The state is constructing a commercial vehicle inspection and weigh station and a new state police barracks along Interstate 95 in Perryville northeast of the Millard E. Tydings Memorial Bridge over the Susquehanna River.
And a new shopping center is being built on the property behind them.
The inspection center will house the second truck and tractor-trailer weigh station in that area; the other is on U.S. 40 near the Thomas Hatem Memorial Bridge. The two stations will prevent truckers from taking alternative routes to avoid being inspected, said Jack Moeller, director of engineering for the Maryland Transportation Authority.
"Unless they can swim, they can't get across the river" without using the bridges, he said.
The $24 million project, which began in February 1994, is expected to be completed by the end of this year. It includes six buildings: two inspection centers and two scale houses, on each side of I-95; a structure for Maryland State Police Barracks M, on the southbound side; and a salt storage building on the northbound side.
Toll revenues are paying for the project, Mr. Moeller said.
He said construction will not affect traffic along the highway.
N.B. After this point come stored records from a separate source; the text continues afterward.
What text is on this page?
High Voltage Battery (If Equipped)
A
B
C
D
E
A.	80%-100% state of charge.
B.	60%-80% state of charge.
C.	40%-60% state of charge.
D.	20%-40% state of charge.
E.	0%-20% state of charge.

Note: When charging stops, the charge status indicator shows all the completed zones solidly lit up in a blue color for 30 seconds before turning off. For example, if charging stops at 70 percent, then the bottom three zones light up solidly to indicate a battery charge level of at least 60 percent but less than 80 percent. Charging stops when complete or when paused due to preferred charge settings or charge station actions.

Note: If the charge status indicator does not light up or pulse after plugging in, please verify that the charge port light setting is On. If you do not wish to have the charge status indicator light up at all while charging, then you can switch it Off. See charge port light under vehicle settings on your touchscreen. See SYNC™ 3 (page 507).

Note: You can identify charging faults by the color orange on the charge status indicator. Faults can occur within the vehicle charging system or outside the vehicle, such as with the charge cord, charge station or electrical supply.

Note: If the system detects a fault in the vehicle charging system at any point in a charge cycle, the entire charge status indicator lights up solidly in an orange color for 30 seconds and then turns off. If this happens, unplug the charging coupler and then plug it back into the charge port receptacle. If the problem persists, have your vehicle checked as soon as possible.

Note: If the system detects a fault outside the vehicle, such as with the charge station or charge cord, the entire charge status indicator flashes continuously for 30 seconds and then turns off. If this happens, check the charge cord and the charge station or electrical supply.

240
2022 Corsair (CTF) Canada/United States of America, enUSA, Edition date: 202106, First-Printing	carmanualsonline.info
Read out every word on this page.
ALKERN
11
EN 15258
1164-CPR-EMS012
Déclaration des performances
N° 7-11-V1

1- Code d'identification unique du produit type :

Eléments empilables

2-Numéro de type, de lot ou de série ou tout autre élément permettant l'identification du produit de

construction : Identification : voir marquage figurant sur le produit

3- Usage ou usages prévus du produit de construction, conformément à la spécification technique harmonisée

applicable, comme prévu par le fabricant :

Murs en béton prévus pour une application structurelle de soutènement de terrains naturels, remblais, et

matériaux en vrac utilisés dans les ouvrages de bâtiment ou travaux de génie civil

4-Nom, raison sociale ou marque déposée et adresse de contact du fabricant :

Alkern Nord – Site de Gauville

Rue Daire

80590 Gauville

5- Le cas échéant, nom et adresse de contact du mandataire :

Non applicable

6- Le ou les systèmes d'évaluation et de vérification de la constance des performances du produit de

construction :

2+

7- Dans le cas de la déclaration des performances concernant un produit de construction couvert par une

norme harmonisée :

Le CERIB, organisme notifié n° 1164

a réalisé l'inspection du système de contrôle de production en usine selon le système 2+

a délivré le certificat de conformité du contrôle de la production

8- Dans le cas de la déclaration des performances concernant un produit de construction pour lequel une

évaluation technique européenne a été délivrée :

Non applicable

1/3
Once the contractor, David Bramble & Sons of Chestertown, completes the work, every truck traveling on I-95 will pass through a weight screening, he said.
Southbound trucks will have to pull off the highway onto a ramp with a scale under it to be weighed in motion at 35 mph. Northbound trucks will be weighed as they go through the toll booth. Because weighing a moving truck is less precise than weighing a stopped one, the initial screening will look for trucks weighing a certain percentage of the legal limit, Mr. Moeller said.
Truckers will receive a signal to continue back onto I-95 unless their rig weighs more than the specified percentage of the limit. Then they'll have to wait at the weigh station. Those percentages will change daily, depending on traffic conditions.
If the truck exceeds the legal limit, the driver will be fined and may have to take off some of the weight, Mr. Moeller said.
Penalties vary, depending on how much a truck exceeds weight restrictions. The restrictions vary according to the size of the truck. The highest weight permissible on I-95 is 80,000 pounds, Mr. Moeller said.
Every overweight truck will be inspected for defects such as cracked frames, missing bolts, stressed tires and worn brakes, said Kerry Brandt, transportation authority spokeswoman. Trucks also will be inspected randomly.
In addition, inspectors will be checking logbooks to find drivers who have exceeded the maximum number of hours traveled without taking required breaks.
Mr. Moeller said the fact that the new screening can't be dodged will force truck drivers to comply with safety standards.
"Trucks using I-95 in the future will be safer," Mr. Moeller said. "They'll know they are going to be weighed."
He said the state and federal governments are putting more pressure on overweight trucks.
Ms. Brandt said that "it's important to make sure they're not driving with excessive weight and then causing unsafe conditions for other motorists."
The construction is in Cecil County's development corridor from Elkton to Perryville between U.S. 40 and I-95, said John Barclay, Perryville's town administrator.
It comes at a time when Stewart Associates, a land development company based in York, Pa., is doing the groundwork for what is expected to be a 40-acre shopping center on 160 acres just behind the weigh station and police barracks site.
Mike Vaughn, one of the company's associates, would not give specifics but said the proposed shopping center might include outlet stores. The entrance and the plumbing and sewer systems are being installed, he said, and store construction could begin by the end of this year.
Mr. Barclay seemed pleased by the construction. "Hopefully, it will bring people further into town," he said. "We need to work on bringing people off I-95 and into town to revitalize downtown Perryville."
Mr. Barclay said he hopes the commercial revitalization along I-95 will lead to an increase in residential development, but that the town needs to balance it with industrial and commercial services.
"Cecil County is becoming a bedroom community where people live here and work elsewhere," he said. "We need to provide more services for people within the county."